Im Sommer 2006 hat Florian Haeussler Semesterferien vom Produktdesign-Studium und eine Schnapsidee: In Ungarn setzt er sich auf ein Mountainbike, um bis nach Istanbul durchzustrampeln – über 1000 Kilometer auf einem für solche Strecken völlig unpassenden Gefährt. „Das war meine erste Radreise überhaupt und die Initialzündung“, erzählt er. „Da hat sich meine Leidenschaft entwickelt.“ Die Begeisterung für lange Reisen auf dem Sattel blieb, die Unzufriedenheit mit dem Untersatz auch. Denn selbst an den besser geeigneten Tourenbikes gab es ständig etwas auszusetzen. Dran herumgebastelt hat er immer. „Irgendwann war klar, dass ich mir selbst ein Rad bauen muss.“

So sattelte der junge Produktdesigner buchstäblich um, absolvierte Kurse im Schweißen, las stapelweise Fachbücher und gründete 2012 seine Firma „Fern Fahrräder“. Vor fünf Jahren ist er mit seiner Manufaktur für Fahrrad-Rahmenbau auf das alte Konsumgelände an der Josef-Orlopp-Straße gezogen. Dort teilt er sich heute auf 400 Quadratmetern Werkstatt- und Büroräume mit Thomas Becker und Kristin Heil – beide Kleinunternehmer im Fahrrad-Handwerk wie er. Während der eine unter dem Namen „Meerglasbau“ ebenfalls Maßrahmen baut, hat sich die andere aufs Zubehör für Radreisende spezialisiert. „Gramm-Tourpacking“ fertigt individuelle Gepäcktaschen an.

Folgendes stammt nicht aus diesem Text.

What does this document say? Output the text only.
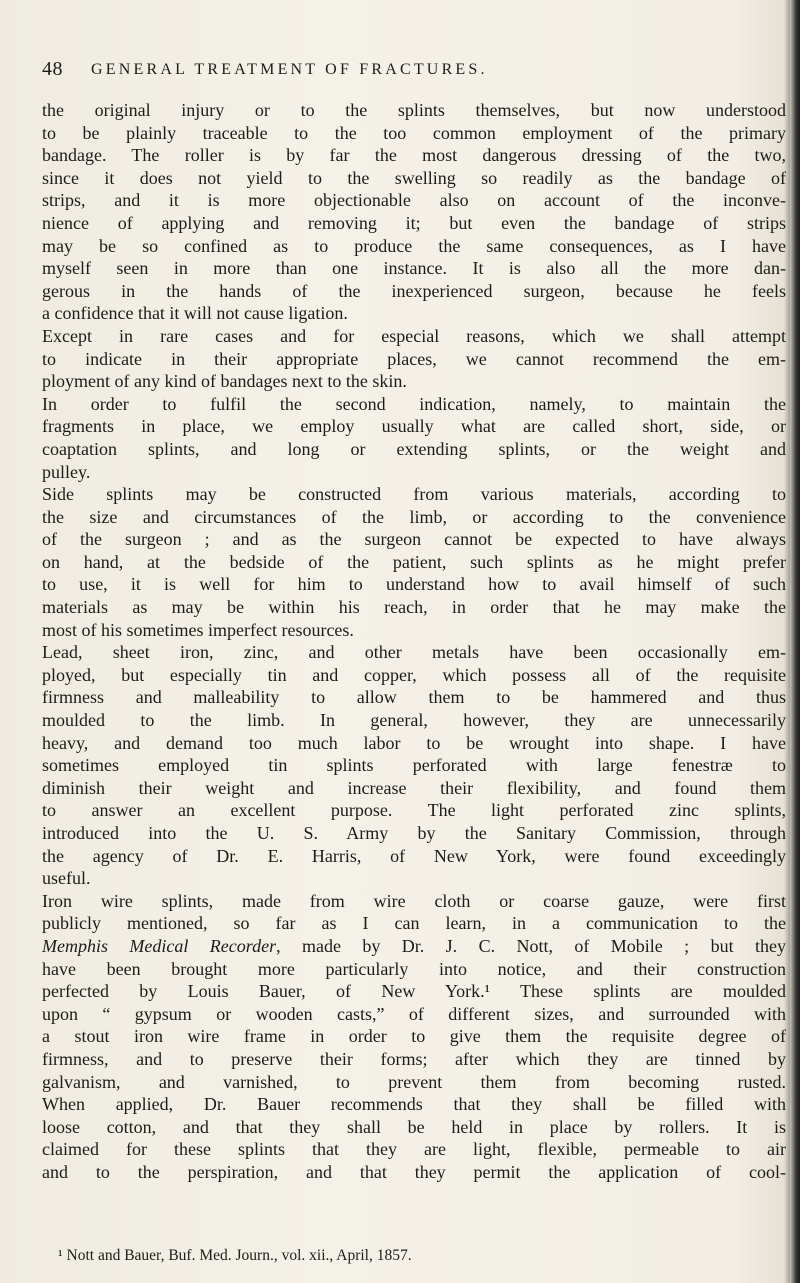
48 GENERAL TREATMENT OF FRACTURES.
the original injury or to the splints themselves, but now understood
to be plainly traceable to the too common employment of the primary
bandage. The roller is by far the most dangerous dressing of the two,
since it does not yield to the swelling so readily as the bandage of
strips, and it is more objectionable also on account of the inconve-
nience of applying and removing it; but even the bandage of strips
may be so confined as to produce the same consequences, as I have
myself seen in more than one instance. It is also all the more dan-
gerous in the hands of the inexperienced surgeon, because he feels
a confidence that it will not cause ligation.
Except in rare cases and for especial reasons, which we shall attempt
to indicate in their appropriate places, we cannot recommend the em-
ployment of any kind of bandages next to the skin.
In order to fulfil the second indication, namely, to maintain the
fragments in place, we employ usually what are called short, side, or
coaptation splints, and long or extending splints, or the weight and
pulley.
Side splints may be constructed from various materials, according to
the size and circumstances of the limb, or according to the convenience
of the surgeon ; and as the surgeon cannot be expected to have always
on hand, at the bedside of the patient, such splints as he might prefer
to use, it is well for him to understand how to avail himself of such
materials as may be within his reach, in order that he may make the
most of his sometimes imperfect resources.
Lead, sheet iron, zinc, and other metals have been occasionally em-
ployed, but especially tin and copper, which possess all of the requisite
firmness and malleability to allow them to be hammered and thus
moulded to the limb. In general, however, they are unnecessarily
heavy, and demand too much labor to be wrought into shape. I have
sometimes employed tin splints perforated with large fenestræ to
diminish their weight and increase their flexibility, and found them
to answer an excellent purpose. The light perforated zinc splints,
introduced into the U. S. Army by the Sanitary Commission, through
the agency of Dr. E. Harris, of New York, were found exceedingly
useful.
Iron wire splints, made from wire cloth or coarse gauze, were first
publicly mentioned, so far as I can learn, in a communication to the
Memphis Medical Recorder, made by Dr. J. C. Nott, of Mobile ; but they
have been brought more particularly into notice, and their construction
perfected by Louis Bauer, of New York.¹ These splints are moulded
upon “ gypsum or wooden casts,” of different sizes, and surrounded with
a stout iron wire frame in order to give them the requisite degree of
firmness, and to preserve their forms; after which they are tinned by
galvanism, and varnished, to prevent them from becoming rusted.
When applied, Dr. Bauer recommends that they shall be filled with
loose cotton, and that they shall be held in place by rollers. It is
claimed for these splints that they are light, flexible, permeable to air
and to the perspiration, and that they permit the application of cool-
¹ Nott and Bauer, Buf. Med. Journ., vol. xii., April, 1857.
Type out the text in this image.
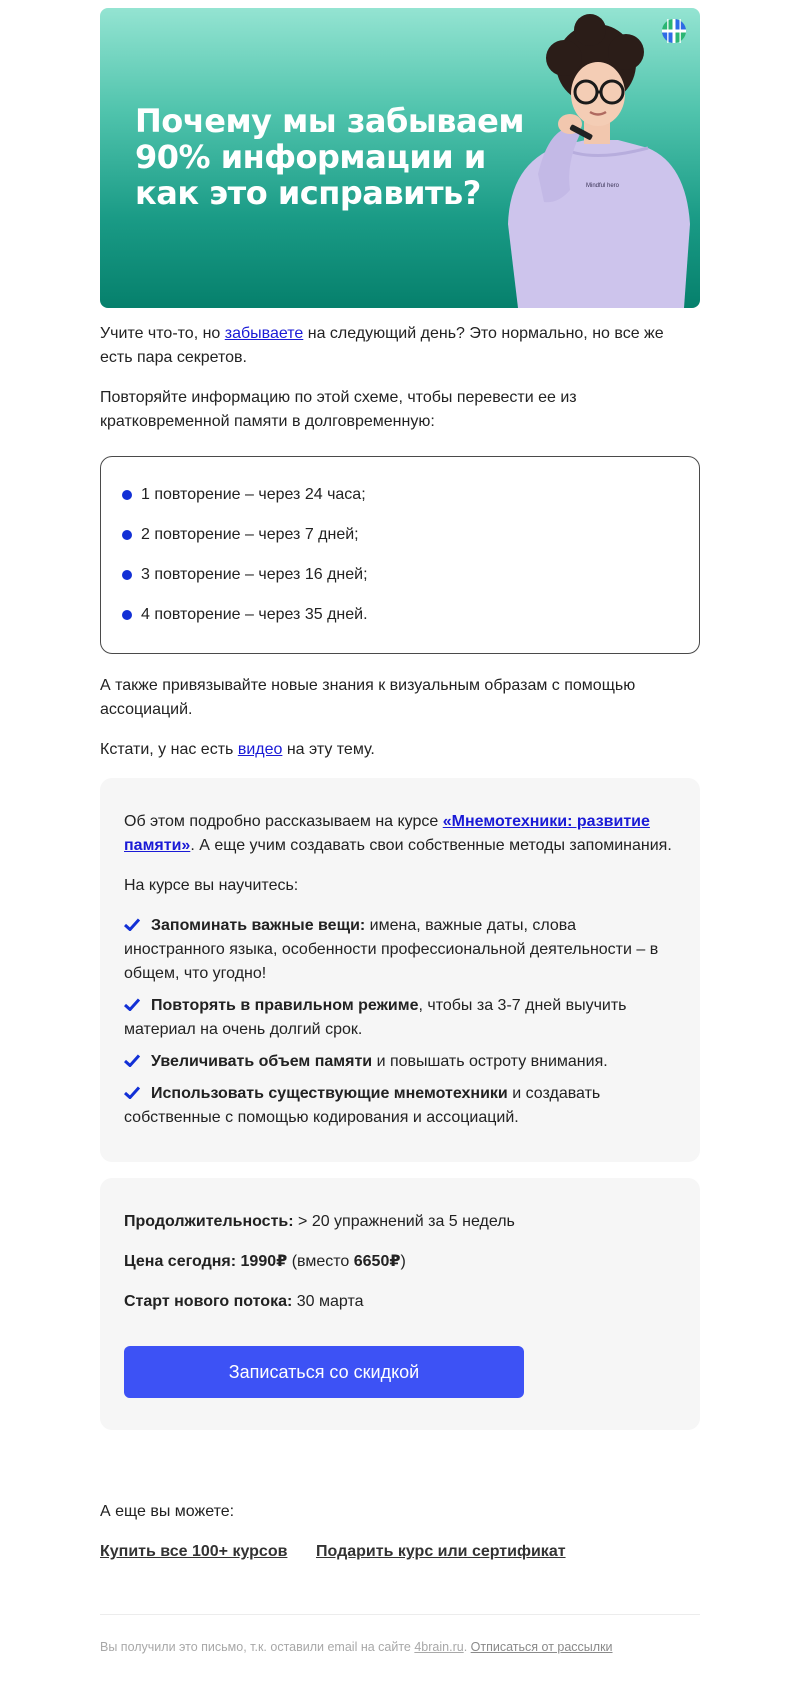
Почему мы забываем 90% информации и как это исправить?	Mindful hero

Учите что-то, но забываете на следующий день? Это нормально, но все же есть пара секретов.

Повторяйте информацию по этой схеме, чтобы перевести ее из кратковременной памяти в долговременную:

1 повторение – через 24 часа;
2 повторение – через 7 дней;
3 повторение – через 16 дней;
4 повторение – через 35 дней.

А также привязывайте новые знания к визуальным образам с помощью ассоциаций.

Кстати, у нас есть видео на эту тему.

Об этом подробно рассказываем на курсе «Мнемотехники: развитие памяти». А еще учим создавать свои собственные методы запоминания.

На курсе вы научитесь:

Запоминать важные вещи: имена, важные даты, слова иностранного языка, особенности профессиональной деятельности – в общем, что угодно!

Повторять в правильном режиме, чтобы за 3-7 дней выучить материал на очень долгий срок.

Увеличивать объем памяти и повышать остроту внимания.

Использовать существующие мнемотехники и создавать собственные с помощью кодирования и ассоциаций.

Продолжительность: > 20 упражнений за 5 недель

Цена сегодня: 1990₽ (вместо 6650₽)

Старт нового потока: 30 марта

Записаться со скидкой

А еще вы можете:

Купить все 100+ курсов Подарить курс или сертификат
Вы получили это письмо, т.к. оставили email на сайте 4brain.ru. Отписаться от рассылки
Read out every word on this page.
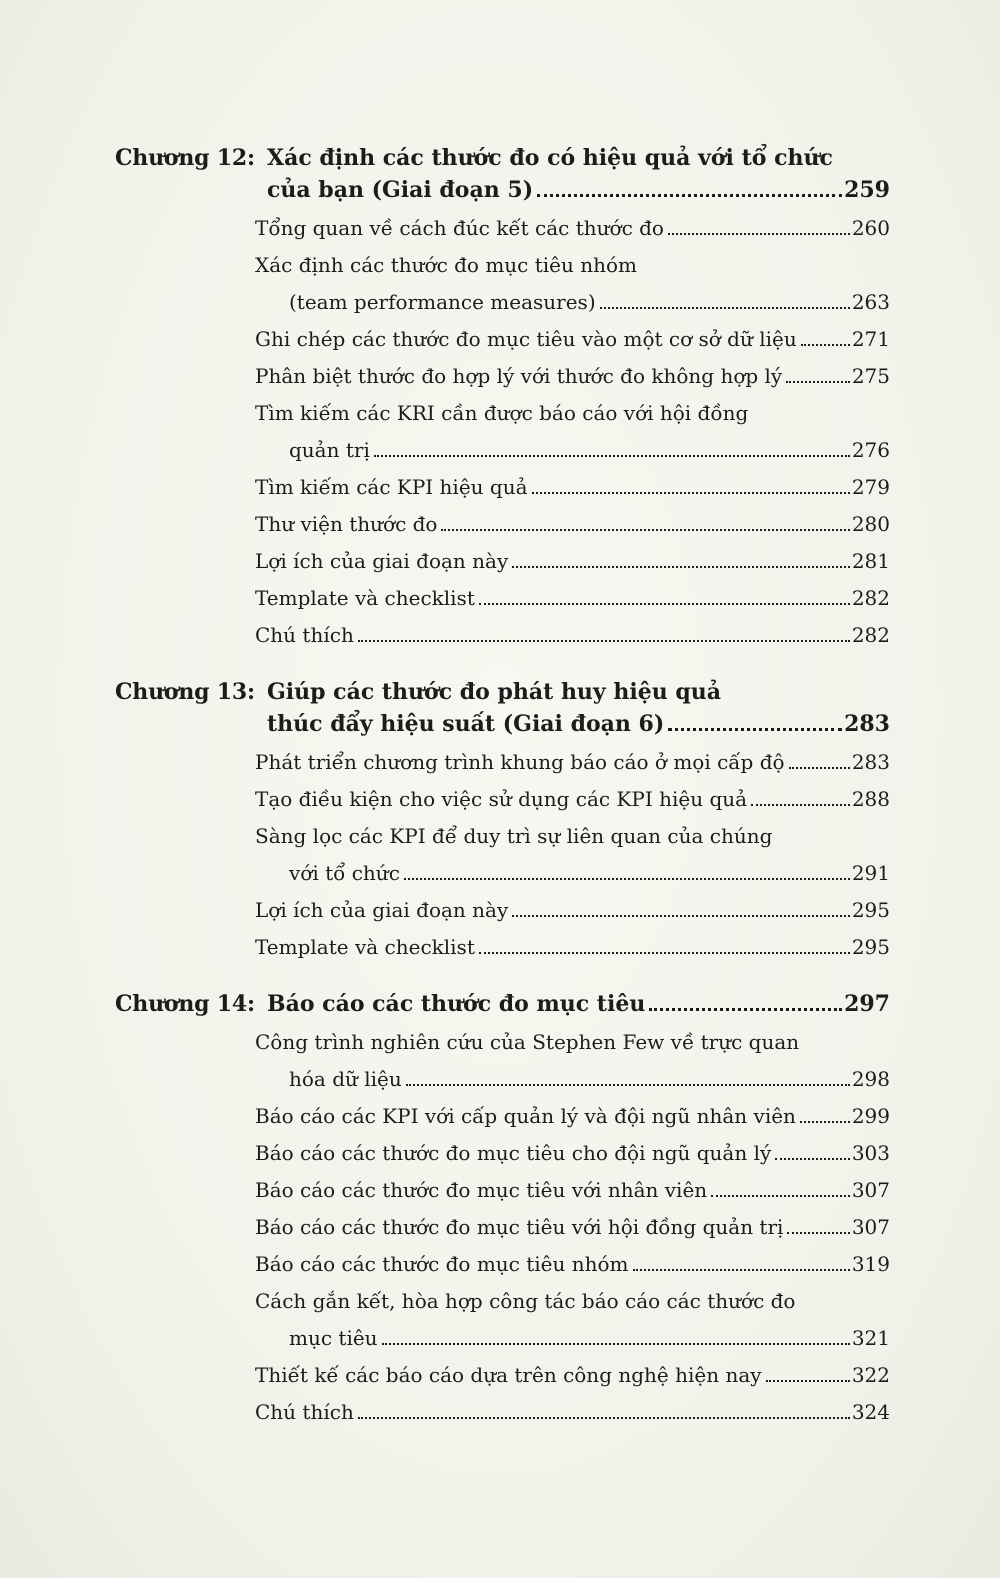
Chương 12: Xác định các thước đo có hiệu quả với tổ chức
của bạn (Giai đoạn 5)	259
Tổng quan về cách đúc kết các thước đo	260
Xác định các thước đo mục tiêu nhóm
(team performance measures)	263
Ghi chép các thước đo mục tiêu vào một cơ sở dữ liệu	271
Phân biệt thước đo hợp lý với thước đo không hợp lý	275
Tìm kiếm các KRI cần được báo cáo với hội đồng
quản trị	276
Tìm kiếm các KPI hiệu quả	279
Thư viện thước đo	280
Lợi ích của giai đoạn này	281
Template và checklist	282
Chú thích	282
Chương 13: Giúp các thước đo phát huy hiệu quả
thúc đẩy hiệu suất (Giai đoạn 6)	283
Phát triển chương trình khung báo cáo ở mọi cấp độ	283
Tạo điều kiện cho việc sử dụng các KPI hiệu quả	288
Sàng lọc các KPI để duy trì sự liên quan của chúng
với tổ chức	291
Lợi ích của giai đoạn này	295
Template và checklist	295
Chương 14: Báo cáo các thước đo mục tiêu	297
Công trình nghiên cứu của Stephen Few về trực quan
hóa dữ liệu	298
Báo cáo các KPI với cấp quản lý và đội ngũ nhân viên	299
Báo cáo các thước đo mục tiêu cho đội ngũ quản lý	303
Báo cáo các thước đo mục tiêu với nhân viên	307
Báo cáo các thước đo mục tiêu với hội đồng quản trị	307
Báo cáo các thước đo mục tiêu nhóm	319
Cách gắn kết, hòa hợp công tác báo cáo các thước đo
mục tiêu	321
Thiết kế các báo cáo dựa trên công nghệ hiện nay	322
Chú thích	324
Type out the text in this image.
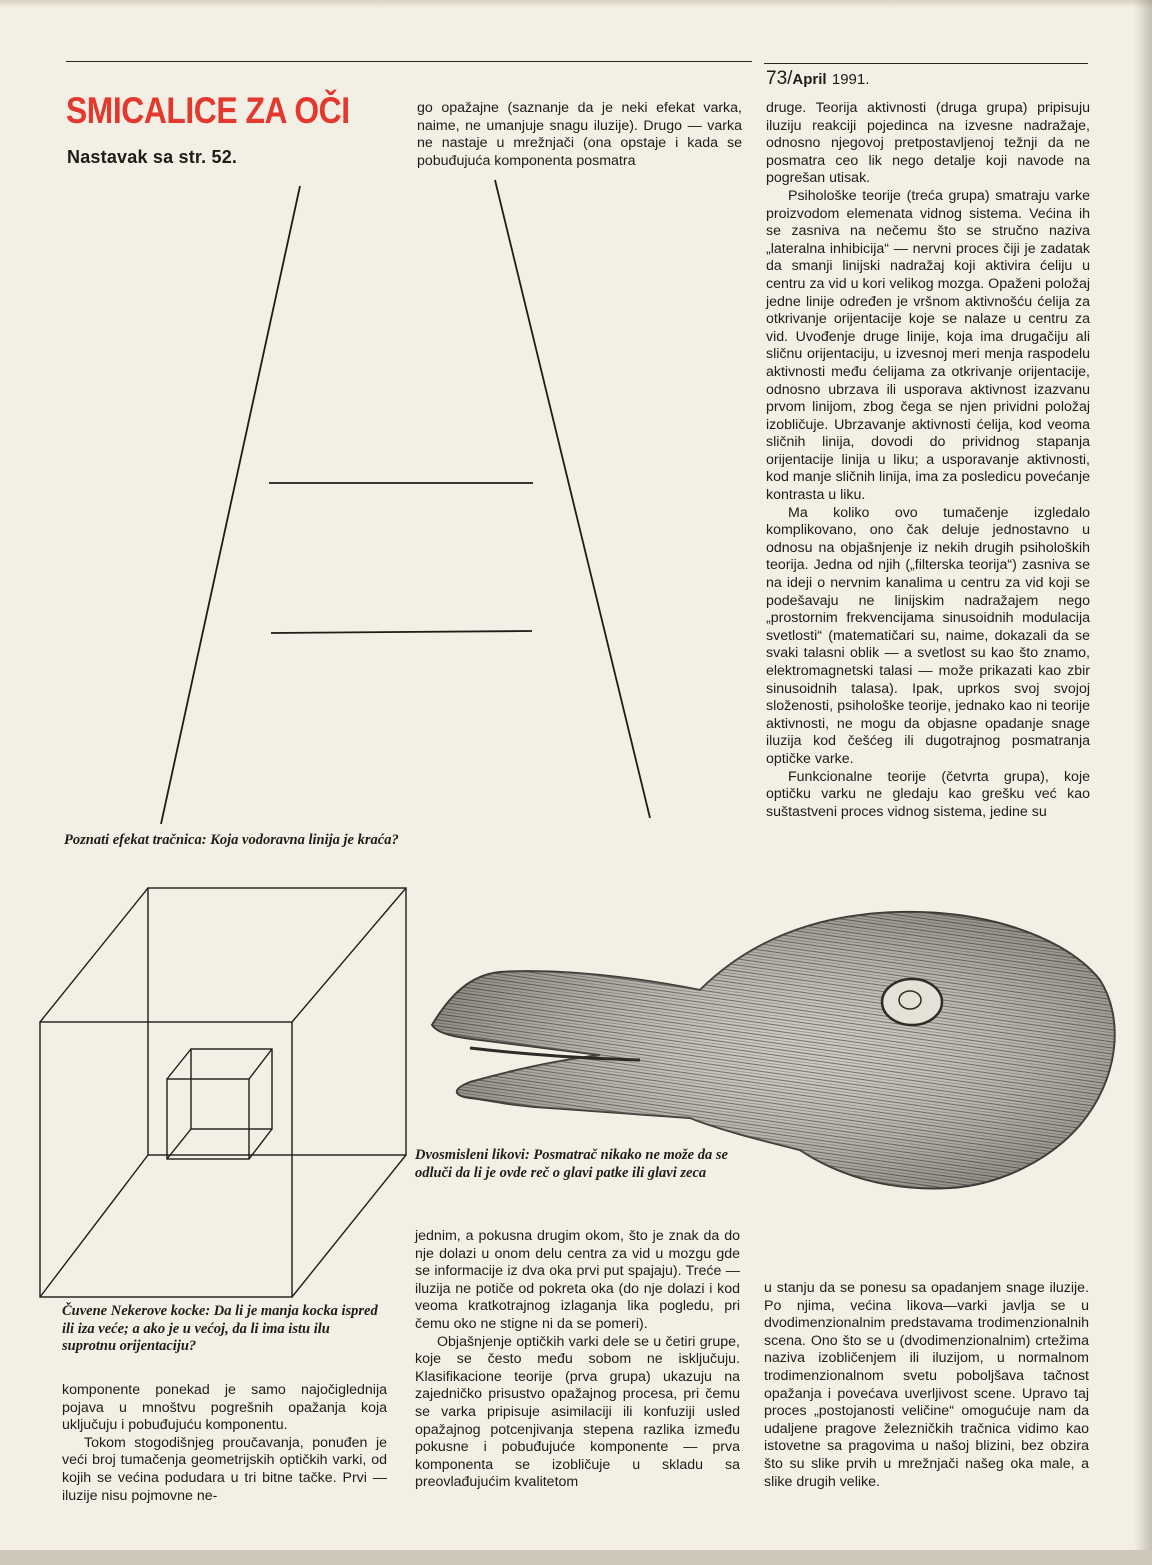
73/April 1991.
SMICALICE ZA OČI
Nastavak sa str. 52.

go opažajne (saznanje da je neki efekat varka, naime, ne umanjuje snagu iluzije). Drugo — varka ne nastaje u mrežnjači (ona opstaje i kada se pobuđujuća komponenta posmatra

druge. Teorija aktivnosti (druga grupa) pripisuju iluziju reakciji pojedinca na izvesne nadražaje, odnosno njegovoj pretpostavljenoj težnji da ne posmatra ceo lik nego detalje koji navode na pogrešan utisak.

Psihološke teorije (treća grupa) smatraju varke proizvodom elemenata vidnog sistema. Većina ih se zasniva na nečemu što se stručno naziva „lateralna inhibicija“ — nervni proces čiji je zadatak da smanji linijski nadražaj koji aktivira ćeliju u centru za vid u kori velikog mozga. Opaženi položaj jedne linije određen je vršnom aktivnošću ćelija za otkrivanje orijentacije koje se nalaze u centru za vid. Uvođenje druge linije, koja ima drugačiju ali sličnu orijentaciju, u izvesnoj meri menja raspodelu aktivnosti među ćelijama za otkrivanje orijentacije, odnosno ubrzava ili usporava aktivnost izazvanu prvom linijom, zbog čega se njen prividni položaj izobličuje. Ubrzavanje aktivnosti ćelija, kod veoma sličnih linija, dovodi do prividnog stapanja orijentacije linija u liku; a usporavanje aktivnosti, kod manje sličnih linija, ima za posledicu povećanje kontrasta u liku.

Ma koliko ovo tumačenje izgledalo komplikovano, ono čak deluje jednostavno u odnosu na objašnjenje iz nekih drugih psiholoških teorija. Jedna od njih („filterska teorija“) zasniva se na ideji o nervnim kanalima u centru za vid koji se podešavaju ne linijskim nadražajem nego „prostornim frekvencijama sinusoidnih modulacija svetlosti“ (matematičari su, naime, dokazali da se svaki talasni oblik — a svetlost su kao što znamo, elektromagnetski talasi — može prikazati kao zbir sinusoidnih talasa). Ipak, uprkos svoj svojoj složenosti, psihološke teorije, jednako kao ni teorije aktivnosti, ne mogu da objasne opadanje snage iluzija kod češćeg ili dugotrajnog posmatranja optičke varke.

Funkcionalne teorije (četvrta grupa), koje optičku varku ne gledaju kao grešku već kao suštastveni proces vidnog sistema, jedine su

Poznati efekat tračnica: Koja vodoravna linija je kraća?
Čuvene Nekerove kocke: Da li je manja kocka ispred ili iza veće; a ako je u većoj, da li ima istu ilu suprotnu orijentaciju?
Dvosmisleni likovi: Posmatrač nikako ne može da se odluči da li je ovde reč o glavi patke ili glavi zeca

komponente ponekad je samo najočiglednija pojava u mnoštvu pogrešnih opažanja koja uključuju i pobuđujuću komponentu.

Tokom stogodišnjeg proučavanja, ponuđen je veći broj tumačenja geometrijskih optičkih varki, od kojih se većina podudara u tri bitne tačke. Prvi — iluzije nisu pojmovne ne-

jednim, a pokusna drugim okom, što je znak da do nje dolazi u onom delu centra za vid u mozgu gde se informacije iz dva oka prvi put spajaju). Treće — iluzija ne potiče od pokreta oka (do nje dolazi i kod veoma kratkotrajnog izlaganja lika pogledu, pri čemu oko ne stigne ni da se pomeri).

Objašnjenje optičkih varki dele se u četiri grupe, koje se često među sobom ne isključuju. Klasifikacione teorije (prva grupa) ukazuju na zajedničko prisustvo opažajnog procesa, pri čemu se varka pripisuje asimilaciji ili konfuziji usled opažajnog potcenjivanja stepena razlika između pokusne i pobuđujuće komponente — prva komponenta se izobličuje u skladu sa preovlađujućim kvalitetom

u stanju da se ponesu sa opadanjem snage iluzije. Po njima, većina likova—varki javlja se u dvodimenzionalnim predstavama trodimenzionalnih scena. Ono što se u (dvodimenzionalnim) crtežima naziva izobličenjem ili iluzijom, u normalnom trodimenzionalnom svetu poboljšava tačnost opažanja i povećava uverljivost scene. Upravo taj proces „postojanosti veličine“ omogućuje nam da udaljene pragove železničkih tračnica vidimo kao istovetne sa pragovima u našoj blizini, bez obzira što su slike prvih u mrežnjači našeg oka male, a slike drugih velike.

Das Trio ist so erfolgreich, dass Kunden aus ganz Europa extra nach Lichtenberg kommen. Und sich in Geduld üben müssen. Auf einen Maßrahmen oder sogenannten Komplettradaufbau warten sie ein Jahr; Reparatur- und Spezialwünsche sind aktuell gar nicht zu erfüllen. „Die Szene boomt, und was wir machen, hat sich herumgesprochen“, erklärt sich Thomas Becker den großen Zuspruch. „Aber wir sind auch zum richtigen Zeitpunkt ins Geschäft eingestiegen.“

Es ist ein kleines Fahrradfirmen-Netzwerk, zu dem neben diesen drei noch ein paar weitere Manufakturen aus dem Gewerbegebiet Herzbergstraße und ganz Lichtenberg zählen. Man trifft sich zum Stammtisch, tauscht Ideen und Maschinen aus, besucht gemeinsam Fachmessen. Was die Betriebe auch verbindet: Alle setzen auf Nachhaltigkeit und vermeiden Billigexporte – etwa aus Fernost. Ein Großteil der Stoffe, die Kristin Heil vernäht, kommt aus Dresden; Verschlüsse bezieht sie aus Hamburg. „Ich verarbeite keinen Schrott“, sagt sie. „Das Material muss hochwertig sein.“ Was sie nicht selbst fertigen, besorgen sich auch Florian Haeussler und Thomas Becker möglichst im Lande, gern aus der direkten Nachbarschaft. Eine Firma im Gewerbegebiet produziert Anbauteile für die Rahmen, ein Betrieb übernimmt die Pulverbeschichtungen.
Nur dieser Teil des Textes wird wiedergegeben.